2023/03/30

La guerra, la desaceleración económica y la perspectiva inflacionaria en los países desarrollados, están impactando con severidad las finanzas estatales, lo que está obligando a los gobiernos a colocar los ojos, en sectores hasta ahora protegidos, en el entendido, de que el capitalismo funciona precisamente mediante la acumulación de capital, y que tiene como uno de sus pilares esenciales la banca privada.

 Es la máxima capitalista, y fundamento de la globalización, que dice que los excedentes de capital, son los que movilizan la economía, esto como contrapartida, al antaño keynesianismo que otorgaba, en buena parte, la gestión económica y el direccionamiento de los flujos de capital, al Estado.

 La contractura sistémica, está impulsando medidas inéditas en la persecución de la evasión fiscal y el lavado de activos, algo como mirar bajo el tapete, precisamente cuando el fantasma de la crisis bancaria, recorre el mundo.

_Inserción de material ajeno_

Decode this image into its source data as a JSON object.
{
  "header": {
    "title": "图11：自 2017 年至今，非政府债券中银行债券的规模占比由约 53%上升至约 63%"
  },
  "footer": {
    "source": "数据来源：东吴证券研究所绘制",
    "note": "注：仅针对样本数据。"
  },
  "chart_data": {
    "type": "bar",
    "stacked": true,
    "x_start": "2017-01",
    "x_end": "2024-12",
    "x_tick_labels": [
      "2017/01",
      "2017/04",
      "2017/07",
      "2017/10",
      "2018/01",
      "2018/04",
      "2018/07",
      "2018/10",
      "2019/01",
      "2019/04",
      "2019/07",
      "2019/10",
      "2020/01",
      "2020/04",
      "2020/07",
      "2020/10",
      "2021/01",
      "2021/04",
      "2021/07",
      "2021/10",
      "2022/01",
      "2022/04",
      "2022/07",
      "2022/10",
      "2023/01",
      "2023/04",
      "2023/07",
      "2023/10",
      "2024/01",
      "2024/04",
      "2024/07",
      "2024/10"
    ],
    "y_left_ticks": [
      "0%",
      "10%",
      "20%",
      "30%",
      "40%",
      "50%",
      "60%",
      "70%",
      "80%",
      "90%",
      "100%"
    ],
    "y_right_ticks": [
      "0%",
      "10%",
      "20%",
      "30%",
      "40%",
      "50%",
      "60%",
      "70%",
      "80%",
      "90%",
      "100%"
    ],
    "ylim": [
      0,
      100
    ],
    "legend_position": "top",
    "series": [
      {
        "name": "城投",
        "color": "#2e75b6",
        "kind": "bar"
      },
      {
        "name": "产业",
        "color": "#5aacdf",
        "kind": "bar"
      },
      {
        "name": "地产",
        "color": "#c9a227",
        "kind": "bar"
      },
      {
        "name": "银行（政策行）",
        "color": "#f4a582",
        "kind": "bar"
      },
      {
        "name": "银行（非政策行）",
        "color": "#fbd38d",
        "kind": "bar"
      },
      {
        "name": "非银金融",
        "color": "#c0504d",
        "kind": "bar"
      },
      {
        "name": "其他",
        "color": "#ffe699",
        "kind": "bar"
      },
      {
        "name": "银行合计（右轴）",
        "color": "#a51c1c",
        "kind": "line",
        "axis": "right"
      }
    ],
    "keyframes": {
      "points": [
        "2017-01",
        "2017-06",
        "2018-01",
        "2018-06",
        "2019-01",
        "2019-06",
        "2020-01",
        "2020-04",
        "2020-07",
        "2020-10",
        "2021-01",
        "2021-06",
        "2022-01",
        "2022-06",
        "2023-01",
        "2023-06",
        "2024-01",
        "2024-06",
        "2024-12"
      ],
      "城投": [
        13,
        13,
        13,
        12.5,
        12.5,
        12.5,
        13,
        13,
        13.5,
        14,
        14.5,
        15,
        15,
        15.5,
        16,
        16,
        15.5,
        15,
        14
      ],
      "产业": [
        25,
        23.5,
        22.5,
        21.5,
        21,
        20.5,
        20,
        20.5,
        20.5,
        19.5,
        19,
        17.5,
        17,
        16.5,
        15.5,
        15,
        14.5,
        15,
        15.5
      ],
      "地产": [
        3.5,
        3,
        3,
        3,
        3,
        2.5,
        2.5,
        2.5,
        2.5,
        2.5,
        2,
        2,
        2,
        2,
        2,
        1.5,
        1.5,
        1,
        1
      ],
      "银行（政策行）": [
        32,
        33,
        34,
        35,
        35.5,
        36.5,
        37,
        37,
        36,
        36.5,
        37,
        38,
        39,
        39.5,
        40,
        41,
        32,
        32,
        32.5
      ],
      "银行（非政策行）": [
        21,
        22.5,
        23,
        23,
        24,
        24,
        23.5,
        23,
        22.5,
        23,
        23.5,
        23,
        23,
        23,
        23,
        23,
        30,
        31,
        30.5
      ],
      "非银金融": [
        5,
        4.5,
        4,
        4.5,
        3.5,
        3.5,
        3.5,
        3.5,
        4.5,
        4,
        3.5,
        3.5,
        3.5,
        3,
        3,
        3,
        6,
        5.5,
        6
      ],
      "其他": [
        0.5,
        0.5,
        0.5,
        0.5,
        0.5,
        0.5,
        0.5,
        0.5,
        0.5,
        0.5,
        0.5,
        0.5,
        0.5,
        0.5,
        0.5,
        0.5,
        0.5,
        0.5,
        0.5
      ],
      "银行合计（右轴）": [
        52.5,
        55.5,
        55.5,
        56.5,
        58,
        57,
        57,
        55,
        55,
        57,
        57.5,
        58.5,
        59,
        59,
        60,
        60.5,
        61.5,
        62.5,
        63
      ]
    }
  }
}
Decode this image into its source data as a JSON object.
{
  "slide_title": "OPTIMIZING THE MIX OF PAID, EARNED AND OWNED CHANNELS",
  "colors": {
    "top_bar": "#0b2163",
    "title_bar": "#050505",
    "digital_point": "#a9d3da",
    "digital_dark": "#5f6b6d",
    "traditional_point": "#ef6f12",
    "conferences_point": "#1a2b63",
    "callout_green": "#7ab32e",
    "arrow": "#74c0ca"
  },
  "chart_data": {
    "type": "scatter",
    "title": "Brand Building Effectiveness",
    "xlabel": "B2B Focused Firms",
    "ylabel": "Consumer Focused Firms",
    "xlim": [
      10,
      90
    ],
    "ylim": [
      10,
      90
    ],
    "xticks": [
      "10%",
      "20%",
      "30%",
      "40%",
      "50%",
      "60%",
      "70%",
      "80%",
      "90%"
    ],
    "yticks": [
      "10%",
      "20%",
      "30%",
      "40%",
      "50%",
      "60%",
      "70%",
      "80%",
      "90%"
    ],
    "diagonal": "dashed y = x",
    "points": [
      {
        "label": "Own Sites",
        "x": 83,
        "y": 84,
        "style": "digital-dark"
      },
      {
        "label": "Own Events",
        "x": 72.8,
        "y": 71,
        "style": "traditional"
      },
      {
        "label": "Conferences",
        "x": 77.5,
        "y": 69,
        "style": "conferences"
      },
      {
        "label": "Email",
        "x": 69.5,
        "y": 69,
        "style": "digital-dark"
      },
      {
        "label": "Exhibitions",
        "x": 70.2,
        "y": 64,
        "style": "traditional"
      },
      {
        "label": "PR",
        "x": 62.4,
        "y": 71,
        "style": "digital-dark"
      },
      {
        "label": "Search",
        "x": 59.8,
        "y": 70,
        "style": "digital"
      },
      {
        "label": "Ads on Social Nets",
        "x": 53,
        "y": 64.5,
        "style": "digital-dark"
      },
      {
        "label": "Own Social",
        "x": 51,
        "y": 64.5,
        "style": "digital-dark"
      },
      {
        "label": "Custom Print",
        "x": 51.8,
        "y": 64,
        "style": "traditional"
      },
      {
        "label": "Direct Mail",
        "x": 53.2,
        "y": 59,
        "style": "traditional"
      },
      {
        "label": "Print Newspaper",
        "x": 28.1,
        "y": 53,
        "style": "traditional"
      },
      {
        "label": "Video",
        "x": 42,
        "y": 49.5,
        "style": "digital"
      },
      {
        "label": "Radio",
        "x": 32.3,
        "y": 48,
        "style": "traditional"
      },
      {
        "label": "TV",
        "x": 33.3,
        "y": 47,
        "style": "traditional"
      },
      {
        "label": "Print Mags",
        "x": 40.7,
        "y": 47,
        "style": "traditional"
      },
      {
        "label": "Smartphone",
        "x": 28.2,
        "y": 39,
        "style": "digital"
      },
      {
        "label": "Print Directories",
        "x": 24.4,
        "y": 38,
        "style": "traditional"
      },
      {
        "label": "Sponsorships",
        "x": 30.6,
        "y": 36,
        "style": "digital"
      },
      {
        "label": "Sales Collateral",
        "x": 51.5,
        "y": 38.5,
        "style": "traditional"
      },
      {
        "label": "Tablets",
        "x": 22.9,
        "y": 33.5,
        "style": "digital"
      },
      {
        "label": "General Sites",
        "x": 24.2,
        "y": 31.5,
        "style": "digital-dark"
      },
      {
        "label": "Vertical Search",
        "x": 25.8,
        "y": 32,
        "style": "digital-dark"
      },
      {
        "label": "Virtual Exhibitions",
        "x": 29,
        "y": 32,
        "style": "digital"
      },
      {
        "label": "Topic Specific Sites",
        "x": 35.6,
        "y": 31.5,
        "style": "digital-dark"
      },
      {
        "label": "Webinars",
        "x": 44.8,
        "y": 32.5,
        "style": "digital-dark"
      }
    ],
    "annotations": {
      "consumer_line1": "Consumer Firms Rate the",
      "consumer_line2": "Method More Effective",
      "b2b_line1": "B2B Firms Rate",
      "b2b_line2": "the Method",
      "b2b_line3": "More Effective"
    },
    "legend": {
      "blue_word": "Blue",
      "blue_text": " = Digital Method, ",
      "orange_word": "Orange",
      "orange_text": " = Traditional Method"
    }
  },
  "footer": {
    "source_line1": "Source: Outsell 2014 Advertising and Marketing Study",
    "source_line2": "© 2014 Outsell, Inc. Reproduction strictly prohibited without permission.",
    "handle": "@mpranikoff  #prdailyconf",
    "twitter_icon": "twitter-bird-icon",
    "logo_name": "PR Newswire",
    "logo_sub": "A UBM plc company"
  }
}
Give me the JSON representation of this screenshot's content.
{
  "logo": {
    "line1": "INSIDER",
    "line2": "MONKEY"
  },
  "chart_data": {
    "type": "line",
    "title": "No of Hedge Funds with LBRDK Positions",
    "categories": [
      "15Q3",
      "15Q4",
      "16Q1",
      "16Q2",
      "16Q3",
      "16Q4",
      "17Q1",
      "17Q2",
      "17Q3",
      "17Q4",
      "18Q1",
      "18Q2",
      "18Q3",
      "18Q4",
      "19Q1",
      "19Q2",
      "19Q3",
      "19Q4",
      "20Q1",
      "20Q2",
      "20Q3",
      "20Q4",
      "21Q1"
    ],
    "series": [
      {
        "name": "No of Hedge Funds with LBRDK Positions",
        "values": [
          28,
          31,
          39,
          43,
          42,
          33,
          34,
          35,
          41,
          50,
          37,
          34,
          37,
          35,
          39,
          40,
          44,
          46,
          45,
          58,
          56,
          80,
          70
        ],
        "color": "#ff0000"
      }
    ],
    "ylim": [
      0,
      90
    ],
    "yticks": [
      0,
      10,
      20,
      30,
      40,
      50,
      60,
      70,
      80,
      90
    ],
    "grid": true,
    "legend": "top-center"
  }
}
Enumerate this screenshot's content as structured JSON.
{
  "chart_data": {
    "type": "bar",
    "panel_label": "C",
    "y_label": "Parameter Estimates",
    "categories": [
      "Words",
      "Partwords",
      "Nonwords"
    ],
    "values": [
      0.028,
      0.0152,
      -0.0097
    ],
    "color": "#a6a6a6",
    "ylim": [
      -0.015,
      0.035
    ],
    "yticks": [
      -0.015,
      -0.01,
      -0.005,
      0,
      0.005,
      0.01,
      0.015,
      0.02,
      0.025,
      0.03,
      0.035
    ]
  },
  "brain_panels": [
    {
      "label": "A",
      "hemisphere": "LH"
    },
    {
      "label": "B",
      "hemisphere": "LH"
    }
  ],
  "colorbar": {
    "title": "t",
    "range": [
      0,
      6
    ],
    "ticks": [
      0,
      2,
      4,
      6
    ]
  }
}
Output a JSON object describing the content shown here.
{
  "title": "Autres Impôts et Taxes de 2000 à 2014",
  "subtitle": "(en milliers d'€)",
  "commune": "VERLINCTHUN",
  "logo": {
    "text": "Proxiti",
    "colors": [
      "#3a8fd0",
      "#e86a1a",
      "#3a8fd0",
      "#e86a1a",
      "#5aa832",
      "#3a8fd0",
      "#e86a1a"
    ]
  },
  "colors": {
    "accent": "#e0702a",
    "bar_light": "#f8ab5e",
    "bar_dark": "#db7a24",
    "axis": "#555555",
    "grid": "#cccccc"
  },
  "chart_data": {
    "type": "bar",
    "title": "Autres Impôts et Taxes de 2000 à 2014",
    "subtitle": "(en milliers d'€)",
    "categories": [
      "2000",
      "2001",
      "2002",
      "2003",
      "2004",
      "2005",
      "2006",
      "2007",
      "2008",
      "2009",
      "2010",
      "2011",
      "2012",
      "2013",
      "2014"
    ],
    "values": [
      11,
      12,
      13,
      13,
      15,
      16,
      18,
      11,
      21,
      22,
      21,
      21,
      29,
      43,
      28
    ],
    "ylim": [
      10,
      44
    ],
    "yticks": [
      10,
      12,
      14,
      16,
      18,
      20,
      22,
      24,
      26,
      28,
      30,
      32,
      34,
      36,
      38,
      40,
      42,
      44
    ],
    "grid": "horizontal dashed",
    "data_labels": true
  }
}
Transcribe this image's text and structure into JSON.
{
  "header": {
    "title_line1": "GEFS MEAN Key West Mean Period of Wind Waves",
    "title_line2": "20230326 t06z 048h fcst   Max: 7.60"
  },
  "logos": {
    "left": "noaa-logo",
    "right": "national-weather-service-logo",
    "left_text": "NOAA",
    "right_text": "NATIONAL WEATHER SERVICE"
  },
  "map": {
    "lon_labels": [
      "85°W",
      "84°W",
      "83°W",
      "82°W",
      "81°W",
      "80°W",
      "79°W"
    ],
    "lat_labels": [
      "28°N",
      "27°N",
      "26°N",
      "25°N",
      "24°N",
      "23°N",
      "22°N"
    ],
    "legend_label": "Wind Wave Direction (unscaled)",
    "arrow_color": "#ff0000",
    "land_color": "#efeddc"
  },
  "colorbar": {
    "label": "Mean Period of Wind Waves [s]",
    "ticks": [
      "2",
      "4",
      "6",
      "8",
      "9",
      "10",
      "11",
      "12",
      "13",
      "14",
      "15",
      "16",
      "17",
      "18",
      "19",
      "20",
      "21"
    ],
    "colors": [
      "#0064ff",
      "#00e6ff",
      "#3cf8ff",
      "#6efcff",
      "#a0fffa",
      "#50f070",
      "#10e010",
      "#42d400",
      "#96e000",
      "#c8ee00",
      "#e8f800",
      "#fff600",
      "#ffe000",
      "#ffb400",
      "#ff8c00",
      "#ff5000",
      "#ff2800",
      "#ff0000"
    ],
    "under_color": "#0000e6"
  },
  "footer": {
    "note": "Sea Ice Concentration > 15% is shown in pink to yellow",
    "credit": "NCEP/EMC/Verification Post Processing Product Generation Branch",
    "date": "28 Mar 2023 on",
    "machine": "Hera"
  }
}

 Pero, ¿Qué es lo que, esta impulsando a los gobiernos a descontar el neoliberalismo?

Básicamente, tener que enfrentar una deuda externa e interna de consideración, en un contexto de declive económico e industrial, deuda que se vuelve “liquidable”,  cuando comienza a prevalecer el miedo al impago o quiebra del Estado, esto porque la banca central, hasta ahora garante de acreencias,  tenia como último recurso la emisión de dinero, emisión con efectos económicos “limitados”, en la medida que no existía en el mundo económico, otra divisa fuerte, que en términos relativos infringiera costos inflacionarios a los países centrales, que potencialmente derivara en una fuga, en concreto, de posiciones en  dólares o euros, hacia el yuan.

 El día de ayer, la Fiscalía Nacional de Francia, allanó las sedes de Societé Generale, BNP Paribas, Exane, el grupo Natixis y el banco británico HSBC.